If we have two entangled particles and take a measurement of one, we know, with certainty, what the outcome of same measurement of the other particle will be when we measure it. But, as with all fundamental QM, we also say the second particle does not have a definite value for the measurement in advance of making it.
Of course, the particle pairs are always described by an appropriate wave function, and measurement of half the pair changes the probabilities associated with each term. But, and this is the part that bothers me, with knowledge of the first measurement, we know the outcome of the second measurement. There's nothing strange or forbidden or anything about this, no non-local affects, no FTL communication, etc.
But does it still make sense to talk about the second particle not being in a definite state prior to the measurement? Or can we consider a local measurement of one half of an entangled pair to be a measurement of the other half? The latter option feels distasteful because it implies communication between the particles when communication is possible, which is obviously wrong, but I find it hard to pretend the second particle in the pair, whose state I know by correlation, is somehow not in that state before I confirm it by measurement.
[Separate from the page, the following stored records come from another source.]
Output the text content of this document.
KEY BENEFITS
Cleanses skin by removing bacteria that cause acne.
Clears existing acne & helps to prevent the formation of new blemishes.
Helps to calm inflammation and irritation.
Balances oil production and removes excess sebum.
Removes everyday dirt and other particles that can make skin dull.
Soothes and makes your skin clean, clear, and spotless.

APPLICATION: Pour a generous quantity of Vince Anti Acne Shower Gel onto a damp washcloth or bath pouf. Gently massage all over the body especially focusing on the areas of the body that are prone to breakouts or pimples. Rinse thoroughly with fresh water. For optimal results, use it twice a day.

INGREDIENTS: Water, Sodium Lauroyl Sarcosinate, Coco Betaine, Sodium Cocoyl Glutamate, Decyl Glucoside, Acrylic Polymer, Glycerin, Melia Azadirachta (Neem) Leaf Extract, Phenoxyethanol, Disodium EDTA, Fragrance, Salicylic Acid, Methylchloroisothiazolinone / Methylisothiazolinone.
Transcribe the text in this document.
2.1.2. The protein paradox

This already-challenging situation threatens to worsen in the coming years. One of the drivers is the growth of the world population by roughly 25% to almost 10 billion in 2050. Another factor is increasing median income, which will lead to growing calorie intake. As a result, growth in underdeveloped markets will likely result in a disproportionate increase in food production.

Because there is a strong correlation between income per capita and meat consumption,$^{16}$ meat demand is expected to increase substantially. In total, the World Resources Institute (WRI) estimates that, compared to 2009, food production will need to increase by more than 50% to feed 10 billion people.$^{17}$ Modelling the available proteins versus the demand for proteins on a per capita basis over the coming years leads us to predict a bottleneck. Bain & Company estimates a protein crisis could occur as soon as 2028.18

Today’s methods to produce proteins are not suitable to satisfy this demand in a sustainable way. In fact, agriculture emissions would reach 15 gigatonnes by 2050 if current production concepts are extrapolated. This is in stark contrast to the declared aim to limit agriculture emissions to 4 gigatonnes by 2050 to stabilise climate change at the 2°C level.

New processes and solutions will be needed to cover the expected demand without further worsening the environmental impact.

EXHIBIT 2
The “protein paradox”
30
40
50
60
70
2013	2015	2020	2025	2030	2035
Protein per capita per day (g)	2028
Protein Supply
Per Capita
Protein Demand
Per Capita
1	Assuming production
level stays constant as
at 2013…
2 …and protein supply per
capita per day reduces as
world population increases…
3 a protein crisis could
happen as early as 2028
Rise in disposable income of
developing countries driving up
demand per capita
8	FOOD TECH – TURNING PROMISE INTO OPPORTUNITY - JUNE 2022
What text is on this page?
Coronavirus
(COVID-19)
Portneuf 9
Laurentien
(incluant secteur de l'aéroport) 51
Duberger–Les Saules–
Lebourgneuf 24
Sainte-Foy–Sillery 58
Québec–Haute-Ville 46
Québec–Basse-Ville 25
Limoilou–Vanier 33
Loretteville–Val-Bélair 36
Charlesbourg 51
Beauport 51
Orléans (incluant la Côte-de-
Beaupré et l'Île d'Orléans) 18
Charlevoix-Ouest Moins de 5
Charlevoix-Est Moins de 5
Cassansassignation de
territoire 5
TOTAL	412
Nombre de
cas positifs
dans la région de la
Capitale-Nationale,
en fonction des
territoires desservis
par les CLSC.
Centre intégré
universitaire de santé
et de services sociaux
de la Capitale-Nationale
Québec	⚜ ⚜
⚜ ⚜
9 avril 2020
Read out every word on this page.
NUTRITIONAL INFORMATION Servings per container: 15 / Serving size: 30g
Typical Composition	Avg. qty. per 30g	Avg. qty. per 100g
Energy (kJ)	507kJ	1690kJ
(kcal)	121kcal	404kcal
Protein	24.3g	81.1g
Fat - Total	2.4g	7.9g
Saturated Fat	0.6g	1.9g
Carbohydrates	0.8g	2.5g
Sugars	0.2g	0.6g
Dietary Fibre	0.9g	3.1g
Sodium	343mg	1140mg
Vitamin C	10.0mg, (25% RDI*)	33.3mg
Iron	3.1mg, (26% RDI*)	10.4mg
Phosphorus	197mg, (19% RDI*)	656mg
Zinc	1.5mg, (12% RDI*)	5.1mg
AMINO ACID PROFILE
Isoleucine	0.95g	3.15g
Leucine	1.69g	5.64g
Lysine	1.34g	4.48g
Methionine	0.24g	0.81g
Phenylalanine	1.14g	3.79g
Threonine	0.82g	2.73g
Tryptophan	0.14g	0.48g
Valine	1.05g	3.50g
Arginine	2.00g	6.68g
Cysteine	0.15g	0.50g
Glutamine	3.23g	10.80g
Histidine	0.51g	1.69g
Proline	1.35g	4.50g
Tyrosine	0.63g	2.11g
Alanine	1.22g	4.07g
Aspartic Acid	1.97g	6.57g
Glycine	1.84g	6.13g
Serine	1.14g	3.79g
I should clarify that my uneasiness comes from a comparison with the usual "large separation" questions of entangled particles, where our ignorance of the first measurement leads us to write an "incorrect" wavefunction that includes a superposition of states. Although this doesn't affect the measurement outcome, it seems there is a definite state the second particle is in, regardless of our ignorance. But in this more commonly used scenario, it seems more fair to say the second particle really isn't in a definite state prior to measurement.
As a side note, I realize there's no contradiction in two different observers having different descriptions of the same thing from different reference frames, so I could accept that a local measurement of half the pair does count as a measurement of the other half, while a non-local measurement doesn't, but the mathematics of the situation clearly point to the existence of a definite state for the second particle, whereas we always imply it doesn't have a well-defined state (at least in the non-local case) before measurement.
At this point, my own thinking is that the second particle is in a definite state, even if that state could, in the non-local separation case, be unknown to the observer. But that answer feels too much like a hidden variables theory, which we know is wrong. Any thoughts?